Highly Stable Lithium–Sulfur Batteries Based on Laponite Nanosheet‐Coated Celgard Separators

Abstract Lithium–sulfur (Li–S) batteries are of great interest due to their high theoretical energy density. However, one of the key issues hindering their real world applications is polysulfide shuttle, which results in severe capacity decay and self‐discharge. Here, a laponite nanosheets/carbon black coated Celgard (LNS/CB‐Celgard) separator to inhibit polysulfide shuttle and to enhance the Li + conductivity simultaneously is reported. The polysulfide shuttle is efficiently inhibited through strong interactions between the O active sites of the LNS and polysulfides by forming the Li···O and OS bonds. Moreover, the separator features high Li + conductivity, fast Li + diffusion, excellent electrolyte wettability, and high thermal stability.

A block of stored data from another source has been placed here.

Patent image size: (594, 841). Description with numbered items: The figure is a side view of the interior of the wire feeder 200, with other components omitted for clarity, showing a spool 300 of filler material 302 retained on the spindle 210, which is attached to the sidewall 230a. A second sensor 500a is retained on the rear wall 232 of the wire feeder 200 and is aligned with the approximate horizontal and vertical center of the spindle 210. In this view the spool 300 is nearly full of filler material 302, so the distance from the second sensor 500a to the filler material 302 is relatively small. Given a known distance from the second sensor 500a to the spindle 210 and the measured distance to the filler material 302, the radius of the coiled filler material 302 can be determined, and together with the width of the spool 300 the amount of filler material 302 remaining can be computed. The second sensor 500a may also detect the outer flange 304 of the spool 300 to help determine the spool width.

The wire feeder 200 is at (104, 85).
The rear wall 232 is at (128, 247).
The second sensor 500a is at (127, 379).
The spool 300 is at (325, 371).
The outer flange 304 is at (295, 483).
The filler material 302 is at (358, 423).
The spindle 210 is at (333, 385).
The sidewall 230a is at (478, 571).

Consequently, the Li–S batteries with the LNS/CB‐Celgard separator and the pure S cathode show a high initial reversible capacity of 1387 mA h g −1 at 0.1 C, high rate performance, superior cycling stability (with a capacity decay rate of 0.06% cycle −1 at 0.2 C and 0.028% cycle −1 at 1.0 C over 500 cycles), and ultralow self‐discharge. The separator could also enhance the performance of other batteries such as the LiFePO 4 /separator/Li battery. This work sheds a new light on the design and preparation of novel separators for highly stable Li–S batteries via a “green” and cost‐effective approach.